Natural Gas: A Structural Turnaround

Natural gas, conversely, is positioned for sustained growth. The EIA expects Henry Hub prices to climb from $2.20/MMBtu in 2024 to $4.80/MMBtu by 2026, driven by rising LNG exports and tightening inventories. U.S. LNG exports are projected to hit 15 billion cubic feet per day (Bcf/d) in 2025 and 16 Bcf/d in 2026—a 63% increase from 2024—as new terminals like Plaquemines LNG come online.

Seasonal factors also play a role. A colder-than-expected early 2025 winter drained inventories, leaving storage levels 4% below the five-year average by the end of the withdrawal season. This imbalance has already pushed prices higher, with a Q3 2025 spike expected to hit $4.20/MMBtu—a nearly 91% increase over 2024’s average.

For investors, companies like Cheniere Energy (LNG), a leading LNG exporter, could benefit from this structural shift. The firm’s stock price has already surged alongside export growth, and its terminal expansions align with the EIA’s demand forecasts. Meanwhile, utilities and industrial users may face higher input costs, though these could be offset by long-term contracts or hedging strategies.

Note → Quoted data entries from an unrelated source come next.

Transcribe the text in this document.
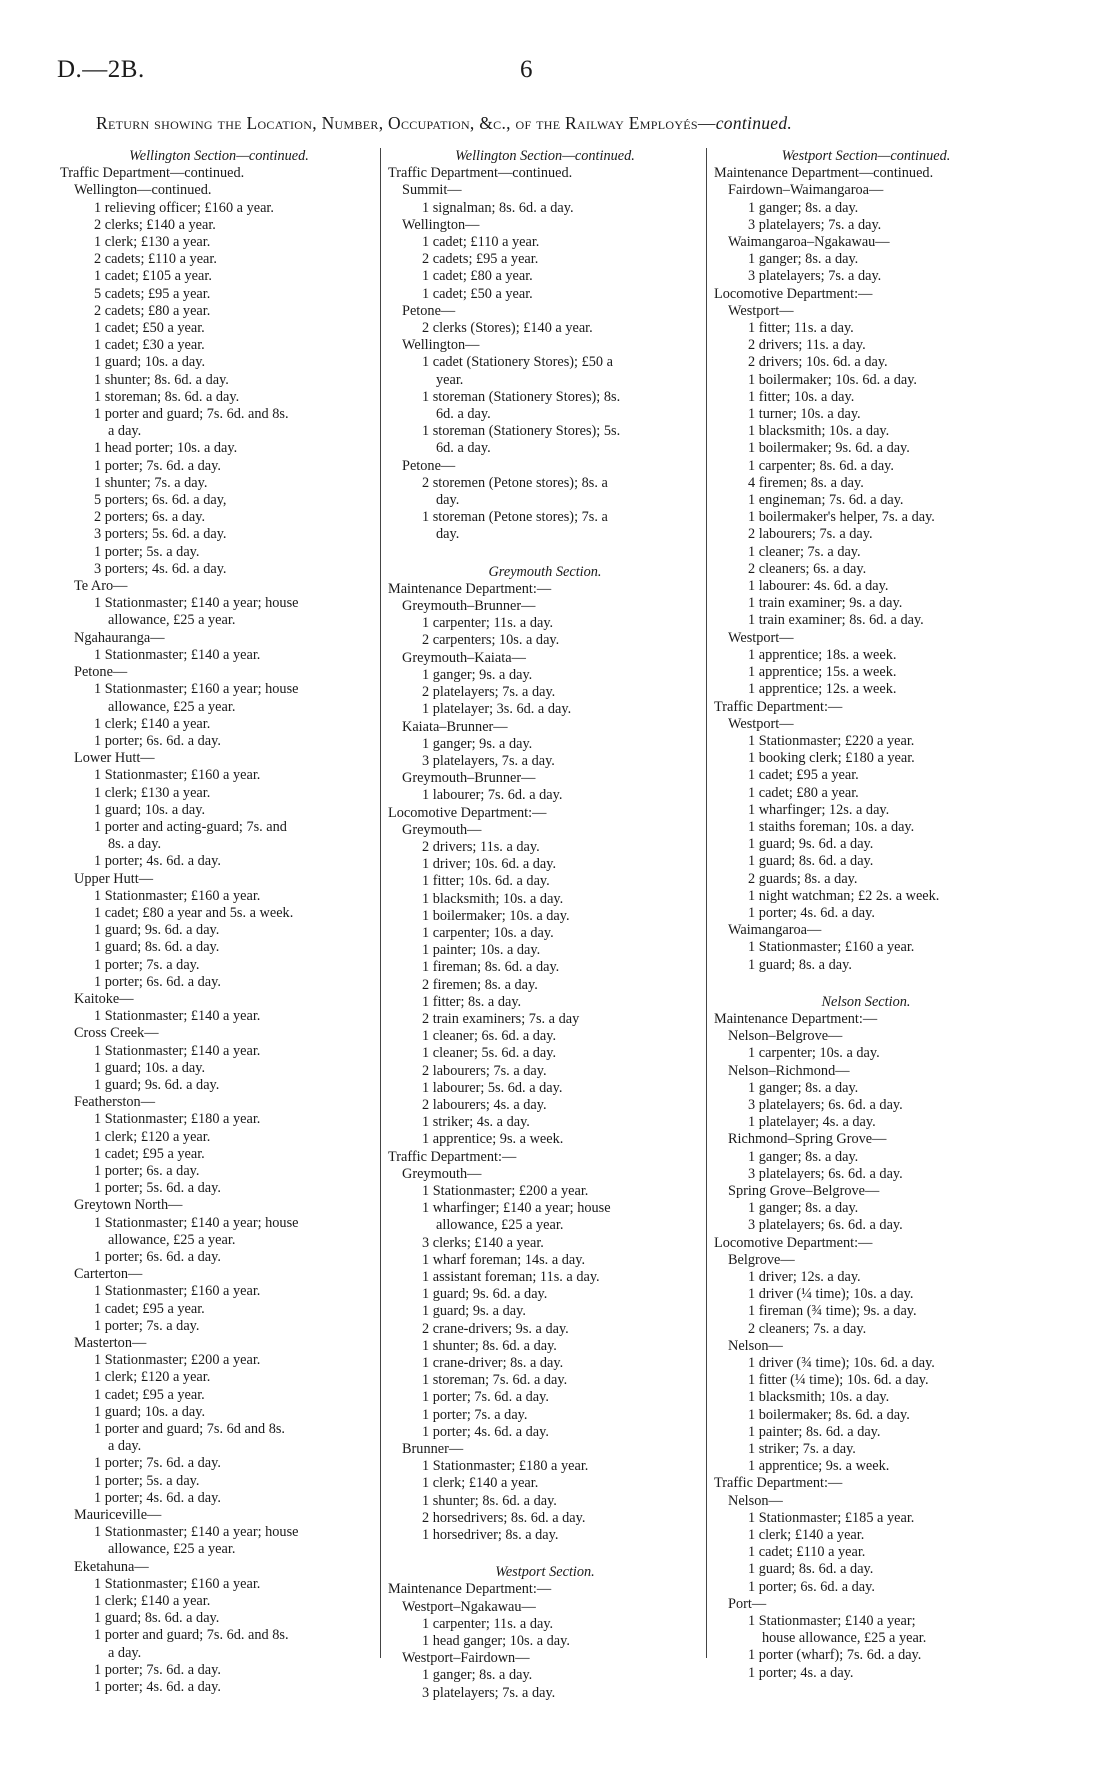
D.—2B.	6
Return showing the Location, Number, Occupation, &c., of the Railway Employés—continued.
Wellington Section—continued.
Traffic Department—continued.
Wellington—continued.
1 relieving officer; £160 a year.
2 clerks; £140 a year.
1 clerk; £130 a year.
2 cadets; £110 a year.
1 cadet; £105 a year.
5 cadets; £95 a year.
2 cadets; £80 a year.
1 cadet; £50 a year.
1 cadet; £30 a year.
1 guard; 10s. a day.
1 shunter; 8s. 6d. a day.
1 storeman; 8s. 6d. a day.
1 porter and guard; 7s. 6d. and 8s.
a day.
1 head porter; 10s. a day.
1 porter; 7s. 6d. a day.
1 shunter; 7s. a day.
5 porters; 6s. 6d. a day,
2 porters; 6s. a day.
3 porters; 5s. 6d. a day.
1 porter; 5s. a day.
3 porters; 4s. 6d. a day.
Te Aro—
1 Stationmaster; £140 a year; house
allowance, £25 a year.
Ngahauranga—
1 Stationmaster; £140 a year.
Petone—
1 Stationmaster; £160 a year; house
allowance, £25 a year.
1 clerk; £140 a year.
1 porter; 6s. 6d. a day.
Lower Hutt—
1 Stationmaster; £160 a year.
1 clerk; £130 a year.
1 guard; 10s. a day.
1 porter and acting-guard; 7s. and
8s. a day.
1 porter; 4s. 6d. a day.
Upper Hutt—
1 Stationmaster; £160 a year.
1 cadet; £80 a year and 5s. a week.
1 guard; 9s. 6d. a day.
1 guard; 8s. 6d. a day.
1 porter; 7s. a day.
1 porter; 6s. 6d. a day.
Kaitoke—
1 Stationmaster; £140 a year.
Cross Creek—
1 Stationmaster; £140 a year.
1 guard; 10s. a day.
1 guard; 9s. 6d. a day.
Featherston—
1 Stationmaster; £180 a year.
1 clerk; £120 a year.
1 cadet; £95 a year.
1 porter; 6s. a day.
1 porter; 5s. 6d. a day.
Greytown North—
1 Stationmaster; £140 a year; house
allowance, £25 a year.
1 porter; 6s. 6d. a day.
Carterton—
1 Stationmaster; £160 a year.
1 cadet; £95 a year.
1 porter; 7s. a day.
Masterton—
1 Stationmaster; £200 a year.
1 clerk; £120 a year.
1 cadet; £95 a year.
1 guard; 10s. a day.
1 porter and guard; 7s. 6d and 8s.
a day.
1 porter; 7s. 6d. a day.
1 porter; 5s. a day.
1 porter; 4s. 6d. a day.
Mauriceville—
1 Stationmaster; £140 a year; house
allowance, £25 a year.
Eketahuna—
1 Stationmaster; £160 a year.
1 clerk; £140 a year.
1 guard; 8s. 6d. a day.
1 porter and guard; 7s. 6d. and 8s.
a day.
1 porter; 7s. 6d. a day.
1 porter; 4s. 6d. a day.
Wellington Section—continued.
Traffic Department—continued.
Summit—
1 signalman; 8s. 6d. a day.
Wellington—
1 cadet; £110 a year.
2 cadets; £95 a year.
1 cadet; £80 a year.
1 cadet; £50 a year.
Petone—
2 clerks (Stores); £140 a year.
Wellington—
1 cadet (Stationery Stores); £50 a
year.
1 storeman (Stationery Stores); 8s.
6d. a day.
1 storeman (Stationery Stores); 5s.
6d. a day.
Petone—
2 storemen (Petone stores); 8s. a
day.
1 storeman (Petone stores); 7s. a
day.
Greymouth Section.
Maintenance Department:—
Greymouth–Brunner—
1 carpenter; 11s. a day.
2 carpenters; 10s. a day.
Greymouth–Kaiata—
1 ganger; 9s. a day.
2 platelayers; 7s. a day.
1 platelayer; 3s. 6d. a day.
Kaiata–Brunner—
1 ganger; 9s. a day.
3 platelayers, 7s. a day.
Greymouth–Brunner—
1 labourer; 7s. 6d. a day.
Locomotive Department:—
Greymouth—
2 drivers; 11s. a day.
1 driver; 10s. 6d. a day.
1 fitter; 10s. 6d. a day.
1 blacksmith; 10s. a day.
1 boilermaker; 10s. a day.
1 carpenter; 10s. a day.
1 painter; 10s. a day.
1 fireman; 8s. 6d. a day.
2 firemen; 8s. a day.
1 fitter; 8s. a day.
2 train examiners; 7s. a day
1 cleaner; 6s. 6d. a day.
1 cleaner; 5s. 6d. a day.
2 labourers; 7s. a day.
1 labourer; 5s. 6d. a day.
2 labourers; 4s. a day.
1 striker; 4s. a day.
1 apprentice; 9s. a week.
Traffic Department:—
Greymouth—
1 Stationmaster; £200 a year.
1 wharfinger; £140 a year; house
allowance, £25 a year.
3 clerks; £140 a year.
1 wharf foreman; 14s. a day.
1 assistant foreman; 11s. a day.
1 guard; 9s. 6d. a day.
1 guard; 9s. a day.
2 crane-drivers; 9s. a day.
1 shunter; 8s. 6d. a day.
1 crane-driver; 8s. a day.
1 storeman; 7s. 6d. a day.
1 porter; 7s. 6d. a day.
1 porter; 7s. a day.
1 porter; 4s. 6d. a day.
Brunner—
1 Stationmaster; £180 a year.
1 clerk; £140 a year.
1 shunter; 8s. 6d. a day.
2 horsedrivers; 8s. 6d. a day.
1 horsedriver; 8s. a day.
Westport Section.
Maintenance Department:—
Westport–Ngakawau—
1 carpenter; 11s. a day.
1 head ganger; 10s. a day.
Westport–Fairdown—
1 ganger; 8s. a day.
3 platelayers; 7s. a day.
Westport Section—continued.
Maintenance Department—continued.
Fairdown–Waimangaroa—
1 ganger; 8s. a day.
3 platelayers; 7s. a day.
Waimangaroa–Ngakawau—
1 ganger; 8s. a day.
3 platelayers; 7s. a day.
Locomotive Department:—
Westport—
1 fitter; 11s. a day.
2 drivers; 11s. a day.
2 drivers; 10s. 6d. a day.
1 boilermaker; 10s. 6d. a day.
1 fitter; 10s. a day.
1 turner; 10s. a day.
1 blacksmith; 10s. a day.
1 boilermaker; 9s. 6d. a day.
1 carpenter; 8s. 6d. a day.
4 firemen; 8s. a day.
1 engineman; 7s. 6d. a day.
1 boilermaker's helper, 7s. a day.
2 labourers; 7s. a day.
1 cleaner; 7s. a day.
2 cleaners; 6s. a day.
1 labourer: 4s. 6d. a day.
1 train examiner; 9s. a day.
1 train examiner; 8s. 6d. a day.
Westport—
1 apprentice; 18s. a week.
1 apprentice; 15s. a week.
1 apprentice; 12s. a week.
Traffic Department:—
Westport—
1 Stationmaster; £220 a year.
1 booking clerk; £180 a year.
1 cadet; £95 a year.
1 cadet; £80 a year.
1 wharfinger; 12s. a day.
1 staiths foreman; 10s. a day.
1 guard; 9s. 6d. a day.
1 guard; 8s. 6d. a day.
2 guards; 8s. a day.
1 night watchman; £2 2s. a week.
1 porter; 4s. 6d. a day.
Waimangaroa—
1 Stationmaster; £160 a year.
1 guard; 8s. a day.
Nelson Section.
Maintenance Department:—
Nelson–Belgrove—
1 carpenter; 10s. a day.
Nelson–Richmond—
1 ganger; 8s. a day.
3 platelayers; 6s. 6d. a day.
1 platelayer; 4s. a day.
Richmond–Spring Grove—
1 ganger; 8s. a day.
3 platelayers; 6s. 6d. a day.
Spring Grove–Belgrove—
1 ganger; 8s. a day.
3 platelayers; 6s. 6d. a day.
Locomotive Department:—
Belgrove—
1 driver; 12s. a day.
1 driver (¼ time); 10s. a day.
1 fireman (¾ time); 9s. a day.
2 cleaners; 7s. a day.
Nelson—
1 driver (¾ time); 10s. 6d. a day.
1 fitter (¼ time); 10s. 6d. a day.
1 blacksmith; 10s. a day.
1 boilermaker; 8s. 6d. a day.
1 painter; 8s. 6d. a day.
1 striker; 7s. a day.
1 apprentice; 9s. a week.
Traffic Department:—
Nelson—
1 Stationmaster; £185 a year.
1 clerk; £140 a year.
1 cadet; £110 a year.
1 guard; 8s. 6d. a day.
1 porter; 6s. 6d. a day.
Port—
1 Stationmaster; £140 a year;
house allowance, £25 a year.
1 porter (wharf); 7s. 6d. a day.
1 porter; 4s. a day.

Risks and Opportunities Ahead

While the EIA’s forecasts are clear, risks loom large. For crude oil, OPEC+’s production decisions post-May 2025 remain a wildcard. Similarly, sanctions on Russian, Iranian, and Venezuelan oil could tighten supply if geopolitical tensions escalate. For natural gas, LNG demand could falter if global economic growth slows or alternative energy sources gain traction.

Yet the data points to a clear divide: oil as a cyclical bet, vulnerable to supply gluts and macroeconomic headwinds, versus natural gas as a structural play, buoyed by export infrastructure and seasonal demand. The EIA’s projections suggest investors should hedge portfolios accordingly—lightening exposure to oil equities while favoring LNG infrastructure and gas utilities.

Conclusion: Diverging Paths, Strategic Moves

The EIA’s May outlook underscores a critical fork in the road for energy investors. Crude oil’s $59-per-barrel trajectory by 2026 reflects a market grappling with oversupply and demand fatigue, while natural gas’s ascent to $4.80/MMBtu highlights a sector poised for growth. With LNG exports set to grow by over 60% between 2024 and 2026 and oil prices facing persistent downward pressure, the message is clear: allocate cautiously to oil, but bet boldly on gas.

For those willing to navigate this divide, the rewards—and risks—are substantial. The energy sector remains a cornerstone of global markets, but its future lies in recognizing which commodity is fueling the next chapter.